Doña Teresita
Nadie se atrevía a pronunciar aquel nombre. Aún así, pensaban que tarde o temprano Doña Teresita caería en la cuenta de la falta que le hacía Don Manuel, de lo absurdo que era descargar de esa manera su frustración.
Sin escrúpulos, había dado por cierto todo lo que se le planteó: que su marido le había sido infiel; que sus amigos la habían traicionado. Definitivamente se sintió sola, tanto, que no volvió a confiar en nadie más. Y desoyendo todas las voces que le hablaban de los engaños confundiéndola, no tenía oídos más que para aquellas palabras que le hacían aparecer como víctima. Transformó una conducta recta, y volvió veleidosa su existencia.
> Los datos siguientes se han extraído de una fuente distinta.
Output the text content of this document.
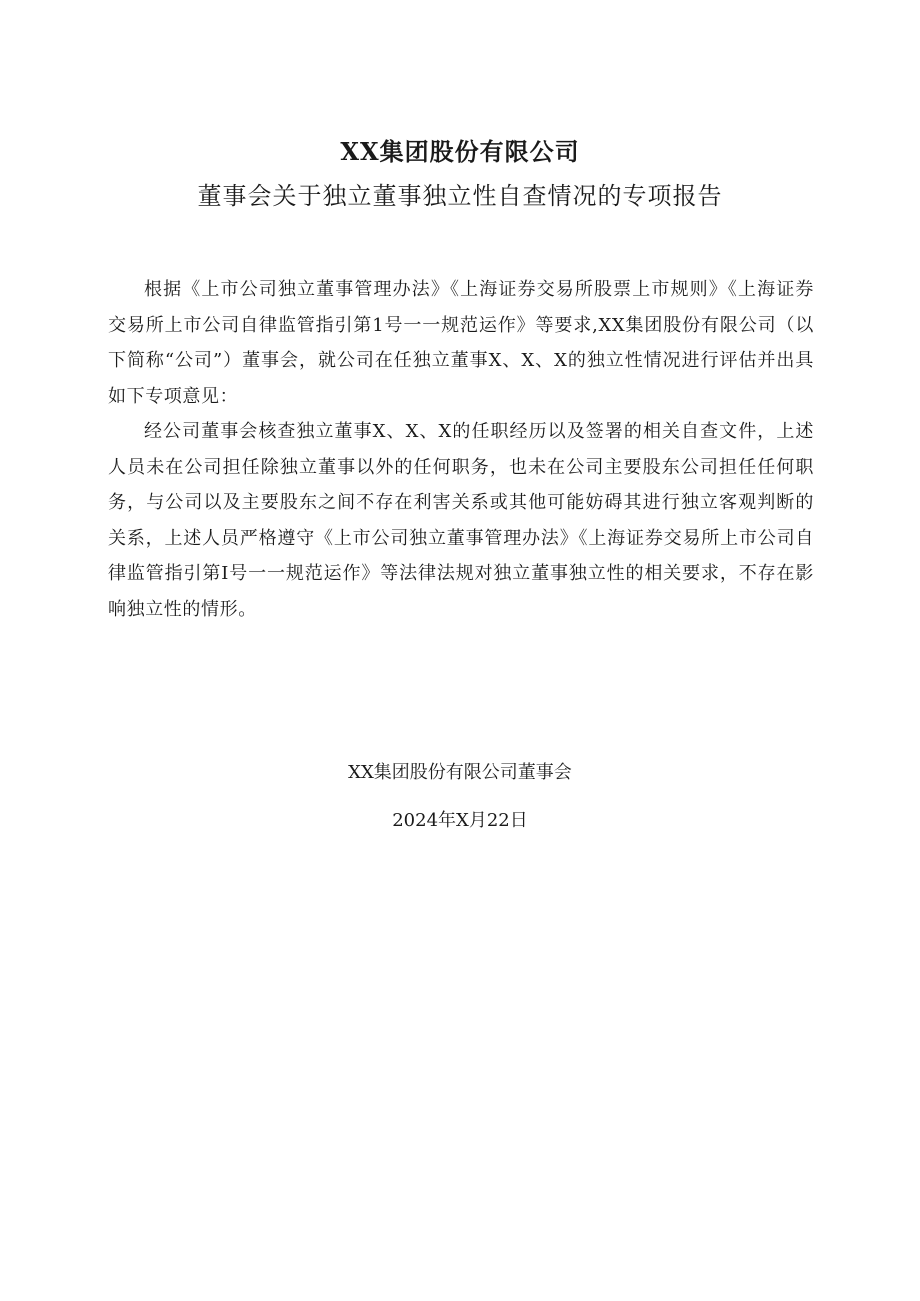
XX集团股份有限公司
董事会关于独立董事独立性自查情况的专项报告

根据《上市公司独立董事管理办法》《上海证券交易所股票上市规则》《上海证券交易所上市公司自律监管指引第1号一一规范运作》等要求,XX集团股份有限公司（以下简称“公司”）董事会，就公司在任独立董事X、X、X的独立性情况进行评估并出具如下专项意见：

经公司董事会核查独立董事X、X、X的任职经历以及签署的相关自查文件，上述人员未在公司担任除独立董事以外的任何职务，也未在公司主要股东公司担任任何职务，与公司以及主要股东之间不存在利害关系或其他可能妨碍其进行独立客观判断的关系，上述人员严格遵守《上市公司独立董事管理办法》《上海证券交易所上市公司自律监管指引第I号一一规范运作》等法律法规对独立董事独立性的相关要求，不存在影响独立性的情形。

XX集团股份有限公司董事会
2024年X月22日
Y así como aquél almanaque olvidado bajo la escalera, único testigo de la realidad transitable y del paso del tiempo, fue haciendo mella, el estado mental de Doña Teresita se desquebrajaba como sus hojas raídas. Se le había metido en la cabeza, que puesto que el mundo se había vuelto del revés, así debía figurar todo lo que le rodeara. Comenzó ordenando que se sujetaran en el techo los enseres del salón, luego los de los dormitorios, la cocina, los baños... Aquella casa se convirtió, al tiempo, en poco más que un museo de los caprichos inconscientes de una mujer trastornada, por la que nadie se atrevía a dar nada. Los pocos que se habían mantenido fieles a su lado no tardaron en dejarla a su suerte. Aquellos sirvientes desencantados, que en un principio interpretaron como broma temporal todas sus extravagancias, no resistieron aquella presión. Fue en ese momento, cuando Doña Teresita se dio cuenta de su error. Pero creía que ya nadie le haría caso. Sólo un milagro podría ayudarla.
Sujeto en la aldaba de la puerta, un macho aguardaba el regreso de su jinete. Don Manuel se había introducido en el vestíbulo, y cogiendo las manos de Doña Teresita e hincando las rodillas en el suelo, juró que no cesaría en su empeño hasta que ella accediera a darle una oportunidad. A un tiempo, ambos se buscaron. Los goznes del portalón hicieron tope, y en el interior de la casa reinó una paz interrumpida a intervalos, por la risa radiante y feliz de dos maduros amantes, que no podían demostrar su amor más que en el suelo. Hecho éste que les hacía mucha gracia.